Texture formats

Started by
24 comments, last by Chris_F 10 years, 4 months ago

Reading around on the Internet there are a few tidbits I have come across several times, they are:

1. Modern GPUs don't have hardware support for uncompressed RGB textures. They will be converted to RGBA internally because the GPU doesn't like 3 component textures.

2. The best transfer format to use (especially on Windows?) is GL_BGRA. If you use GL_RGBA, the driver will have to swizzle your texture data when you call glTexImage2d, slowing the performance.

I've read both of those countless places it seems and so I decided to corroborate this by using ARB_internalformat_query2. I did the appropriate glGetInternalformativ calls with GL_INTERNALFORMAT_PREFERRED and GL_TEXTURE_IMAGE_FORMAT. What I got from this was different from what I expected considering the things I read.

According to glGetInternalformativ the internal format used when you ask for GL_RGB8 is GL_RGB8, the optimum transfer format for GL_RGB8 is GL_RGB and the optimum transfer format for GL_RGBA8 is GL_RGBA. So, is what I read outdated, or is my graphics driver lying to me?

I am using a AMD HD 5850 with the latest drivers.

Advertisement

RGBA, BGRA, or some other 32-bit format will be the internal format instead of RGB (24-bit). Processors generally don't operate on 24 bits at a time, so they'd pick a 32-bit format. But it's still faster to send the data across the incredibly slow bus as RGB and let the incredibly fast GPU convert it to RGBA for you.

As for RGBA and BGRA, I'd like to think video cards handle both at the same speed by now. I honestly haven't checked though. You might check if the tools you're using really are giving you RGBA, and not BGRA. I kind of thought BGRA was picked in the first place so we wouldn't have to reorder bytes before we DMA it over to the video card. You probably want to stick with the actual memory layout used by your tools so you can memcpy instead of iterating through every pixel and every color component copying them individually.
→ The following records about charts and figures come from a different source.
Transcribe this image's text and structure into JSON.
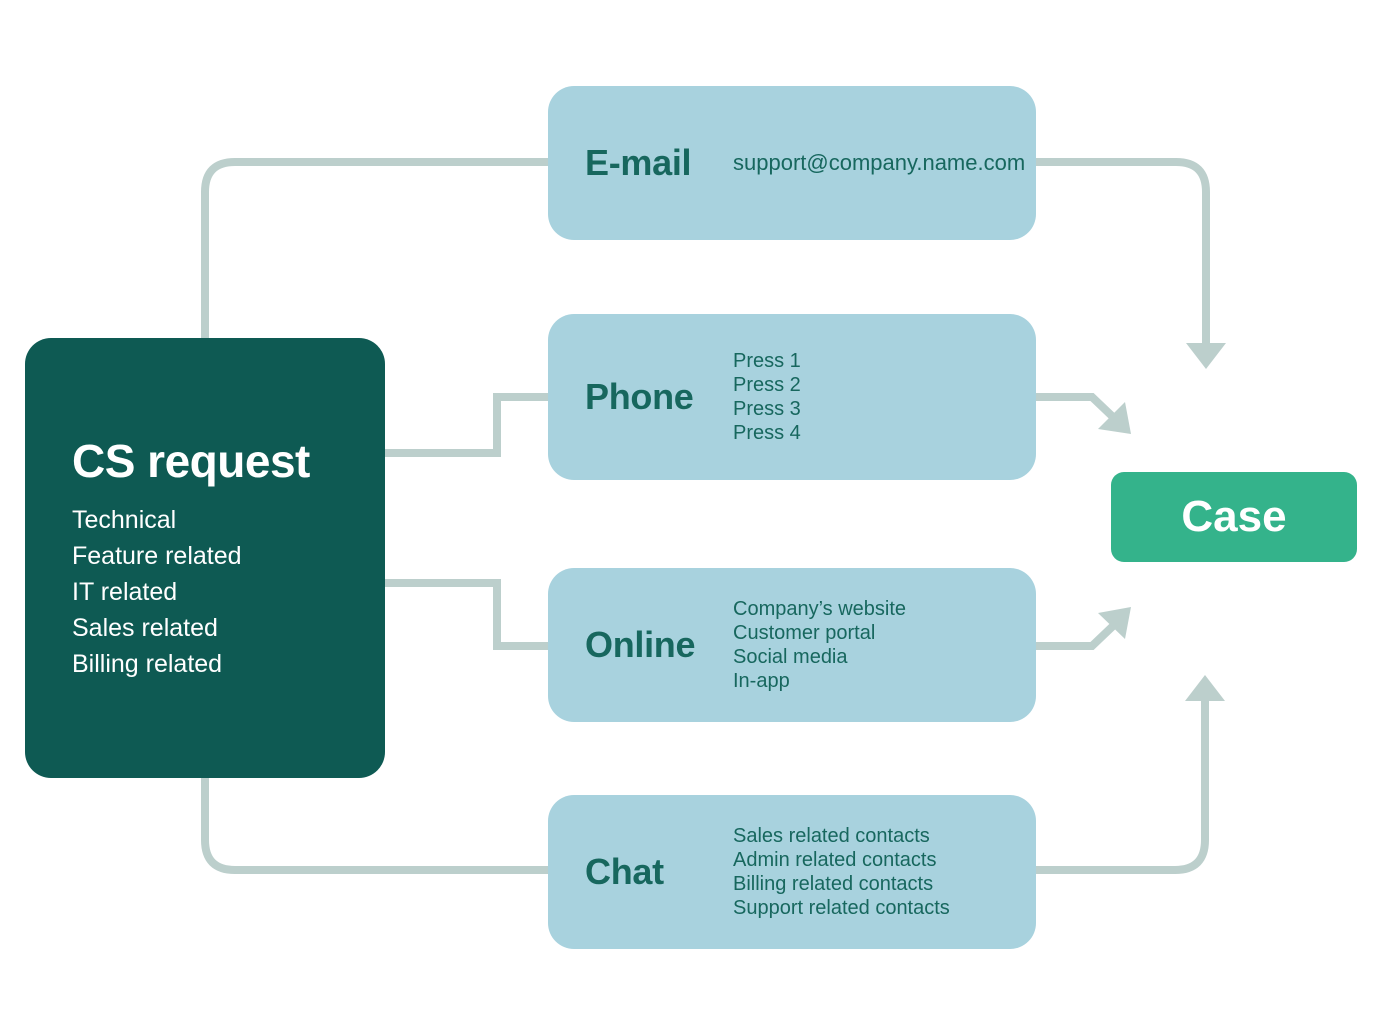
{
  "diagram": {
    "source": {
      "title": "CS request",
      "items": [
        "Technical",
        "Feature related",
        "IT related",
        "Sales related",
        "Billing related"
      ]
    },
    "channels": [
      {
        "id": "email",
        "title": "E-mail",
        "details": [
          "support@company.name.com"
        ]
      },
      {
        "id": "phone",
        "title": "Phone",
        "details": [
          "Press 1",
          "Press 2",
          "Press 3",
          "Press 4"
        ]
      },
      {
        "id": "online",
        "title": "Online",
        "details": [
          "Company’s website",
          "Customer portal",
          "Social media",
          "In-app"
        ]
      },
      {
        "id": "chat",
        "title": "Chat",
        "details": [
          "Sales related contacts",
          "Admin related contacts",
          "Billing related contacts",
          "Support related contacts"
        ]
      }
    ],
    "result": {
      "title": "Case"
    }
  },
  "colors": {
    "dark_teal": "#0e5a53",
    "channel_blue": "#a8d2de",
    "text_teal": "#17675e",
    "connector": "#bccfcc",
    "case_green": "#34b38b",
    "text_white": "#ffffff"
  }
}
Edit: I realized my first paragraph is very misleading. It's only useful to worry about bus traffic being generated if you actually generate it, and the normal case when you have dedicated graphics memory is that color data doesn't change after you load it during the loading screen or whatever. Just keep the 24-bit option in your pocket when you know you'll be passing the data back and forth for any reason since it could easily be your performance bottleneck (obviously test to confirm you are bandwidth-limited).

Regarding RGBA vs BGRA, I would make a strong guess that most modern GPUs would have swizzle functionality built into the texture fetch hardware, so if the data is stored in one order, but the shader wants it in another order, the swizzling would be free. GPUs actually have a bunch of neat funcionality like this hidden away, so that they can implement both the GL and D3D APIs, given their differences -- such as GL vs D3D's difference in Z range, or D3D9 vs everything-else's pixel centre coordinates...
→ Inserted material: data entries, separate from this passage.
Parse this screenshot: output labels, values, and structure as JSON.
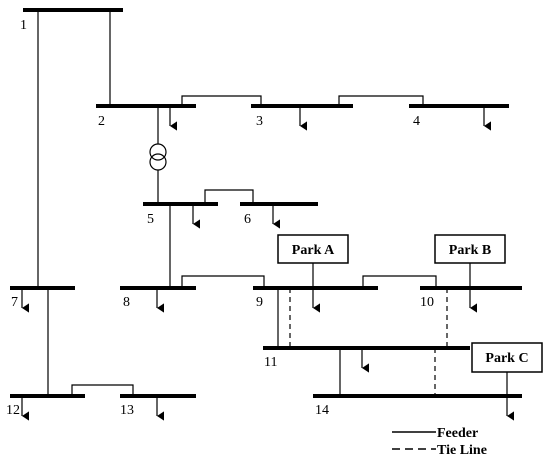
{
  "buses": [
    {
      "id": "1",
      "label": "1"
    },
    {
      "id": "2",
      "label": "2"
    },
    {
      "id": "3",
      "label": "3"
    },
    {
      "id": "4",
      "label": "4"
    },
    {
      "id": "5",
      "label": "5"
    },
    {
      "id": "6",
      "label": "6"
    },
    {
      "id": "7",
      "label": "7"
    },
    {
      "id": "8",
      "label": "8"
    },
    {
      "id": "9",
      "label": "9"
    },
    {
      "id": "10",
      "label": "10"
    },
    {
      "id": "11",
      "label": "11"
    },
    {
      "id": "12",
      "label": "12"
    },
    {
      "id": "13",
      "label": "13"
    },
    {
      "id": "14",
      "label": "14"
    }
  ],
  "parks": {
    "a": "Park A",
    "b": "Park B",
    "c": "Park C"
  },
  "legend": {
    "feeder": "Feeder",
    "tie_line": "Tie Line"
  }
}
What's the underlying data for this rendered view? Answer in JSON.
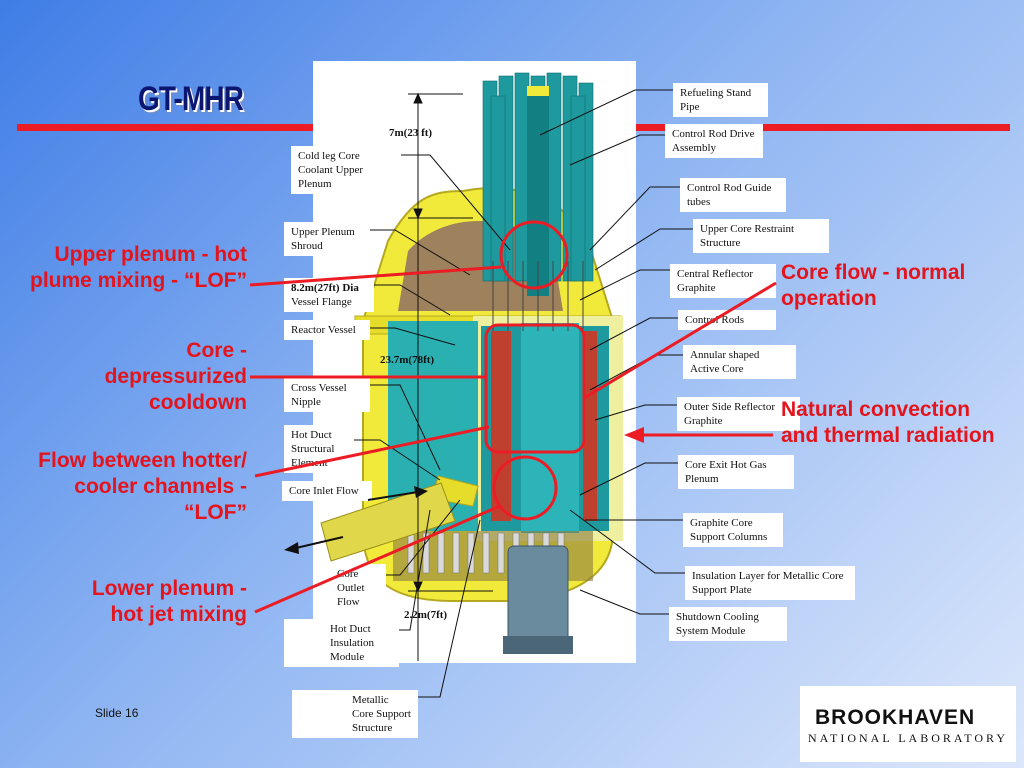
{
  "title": "GT-MHR",
  "slide_number": "Slide 16",
  "logo": {
    "name": "BROOKHAVEN",
    "subtitle": "NATIONAL LABORATORY"
  },
  "dimensions": {
    "top_height": "7m(23 ft)",
    "dia": "8.2m(27ft) Dia",
    "height": "23.7m(78ft)",
    "bottom": "2.2m(7ft)"
  },
  "labels": {
    "refueling": "Refueling Stand Pipe",
    "crd_assembly": "Control Rod Drive Assembly",
    "cr_guide": "Control Rod Guide tubes",
    "upper_restraint": "Upper Core Restraint Structure",
    "central_reflector": "Central Reflector Graphite",
    "control_rods": "Control Rods",
    "annular_core": "Annular shaped Active Core",
    "outer_reflector": "Outer Side Reflector Graphite",
    "exit_plenum": "Core Exit Hot Gas Plenum",
    "support_columns": "Graphite Core Support Columns",
    "insulation_layer": "Insulation Layer for Metallic Core Support Plate",
    "shutdown_cooling": "Shutdown Cooling System Module",
    "cold_leg": "Cold leg Core Coolant Upper Plenum",
    "plenum_shroud": "Upper Plenum Shroud",
    "vessel_flange": "Vessel Flange",
    "reactor_vessel": "Reactor Vessel",
    "cross_nipple": "Cross Vessel Nipple",
    "hot_duct_element": "Hot Duct Structural Element",
    "core_inlet": "Core Inlet Flow",
    "core_outlet": "Core Outlet Flow",
    "hot_duct_insulation": "Hot Duct Insulation Module",
    "metallic_support": "Metallic Core Support Structure"
  },
  "notes": {
    "upper_plenum": "Upper plenum - hot plume mixing - “LOF”",
    "core_depress": "Core - depressurized cooldown",
    "flow_between": "Flow between hotter/ cooler channels - “LOF”",
    "lower_plenum": "Lower plenum - hot jet mixing",
    "core_flow": "Core flow - normal operation",
    "natural_conv": "Natural convection and thermal radiation"
  },
  "colors": {
    "accent_red": "#ec1c24",
    "title_navy": "#0a1670",
    "vessel_yellow": "#f2ea3a",
    "teal": "#1e9a9e"
  }
}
I would guess that the Windows obsession with BGRA is probably a legacy of their software-rendered desktop manager, which probably chose BGRA ordering arbitrarily and then forced all other software to comply with it.

Not sure about your other question. When the driver says that the actual internal format is RGB, maybe it's reporting that because it's actually using "RGBX" or "XRGB" (i.e. RGB with a padding byte), but this format doesn't exist in the GL enumerations?
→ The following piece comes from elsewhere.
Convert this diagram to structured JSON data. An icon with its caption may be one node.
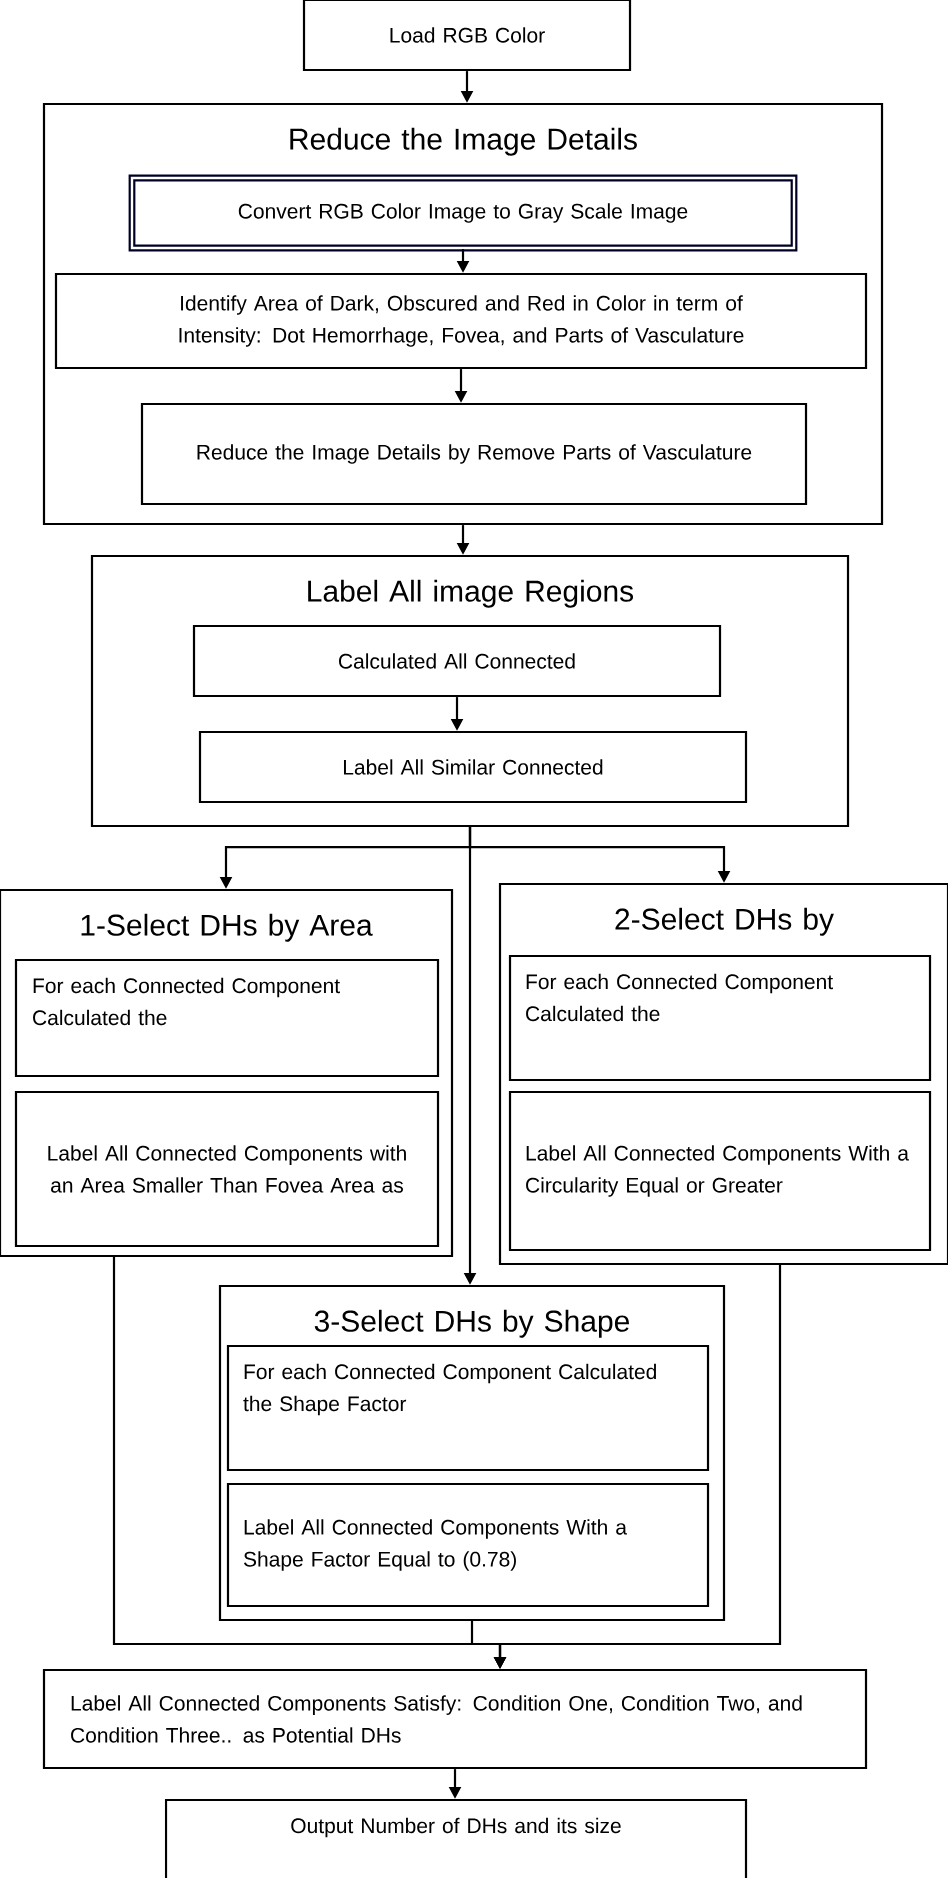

The best way as always is to test, and it's simple enough to knock up a quick program to test various combinations and see where the performance is.

glTexImage on it's own is not good for testing with because the driver needs to set up a texture, perform various internal checks, allocate storage, etc. The overhead of that is likely to overwhelm any actual transfer performance.

So using glTexSubImage you can more reasonably isolate transfer performance, and your test program will initially specify a texture (using glTexImage), then perform a bunch of timed glTexSubImage calls. By swapping out the parameters you can get a good feel for which combinations are the best to use.

For OpenGL the internalFormat parameter is the only one that specifies the format of the texture itself; the format and type parameters have absolutely nothing to do with the texture format, and instead describe the data that you're sending in the last parameter of your glTex(Sub)Image call. This is made clearer if you use the newer glTexStorage API (which only takes internalFormat to describe the texture).

So there are 3 factors at work here:

  • The internal format of the texture as it's stored by the GPU/driver.
  • The format of the data that you send when filling the texture.
  • Any conversion steps that the driver needs to do in order to convert the latter to the former.

In theory the most suitable combination to use is one that allows the driver to do the equivalent of a straight memcpy, whereas the worst will be one that forces the driver to allocate a new block of temp storage, move the data component-by-component into that new block, fixing it up as it goes, then do it's "equivalent of memcpy" thing, finally releasing the temp storage.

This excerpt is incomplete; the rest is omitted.